I get correct results, but the performance of glReadPixels is miserable. Reading back a 3 megapixel texture (48 megabytes of data) takes 2.1 seconds, which is only 21 MB/sec. I call glFinish before glReadPixels to ensure accurate timing results.
I'm using an x1650 pro card on linux with 8.54.3 drivers. This is an AGP card. The exact same program running on an older Nvidia 6200 AGP card completes the readback operation extremely quickly, in a tiny fraction of a second. I have tried using GL_BGRA instead of GL_RGBA to no effect, as well as using 8-byte aligned buffers and setting GL_PACK_ALIGNMENT and GL_UNPACK_ALIGNMENT accordingly. I have also tried reading back just one color channel, but the performance is always the same, ~2.1 sec.

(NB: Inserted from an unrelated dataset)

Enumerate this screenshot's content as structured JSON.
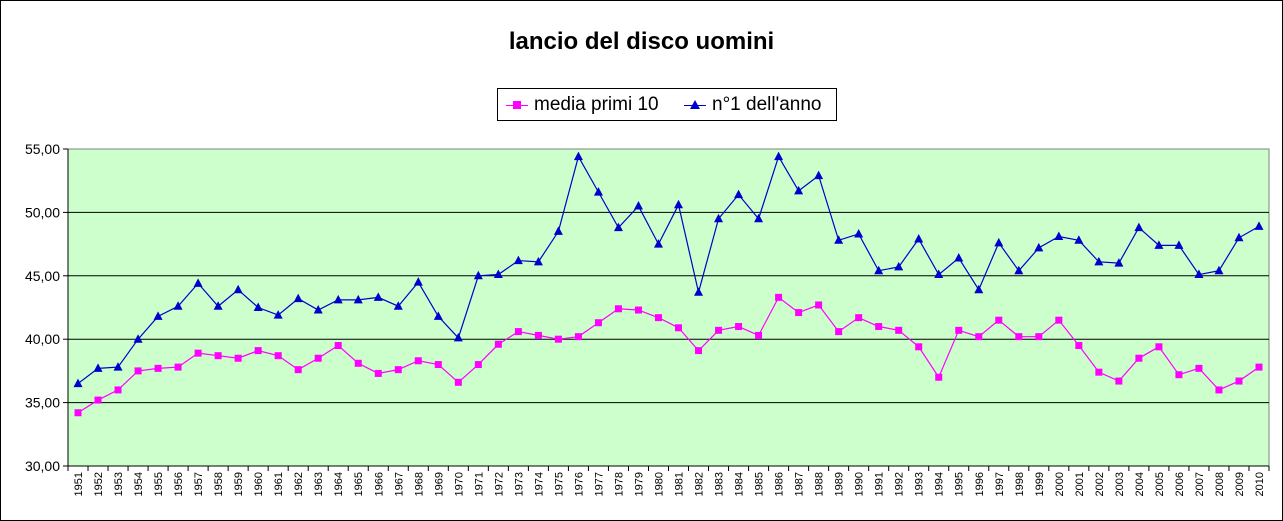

I've spent a lot of time searching for information on this problem, and it seems to be a common issue, but there is very little hard information on the cause or a solution. Some blame the drivers. Others blame the hardware, suggesting that fast readback is only provided on high-end workstation video cards. These do not sound like reasonable explanations to me, and they're all about two years old anyway. The ATI OpenGL Programming and Optimization Guide suggests that ReadPixels is accelerated (page 13, Pixel Transfer Operations), but does not hint at what the expected performance should be.
I'd like to get the straight dope. Is this a driver issue, a hardware issue, or is there some more OpenGL magic that I need to do to improve the readback performance?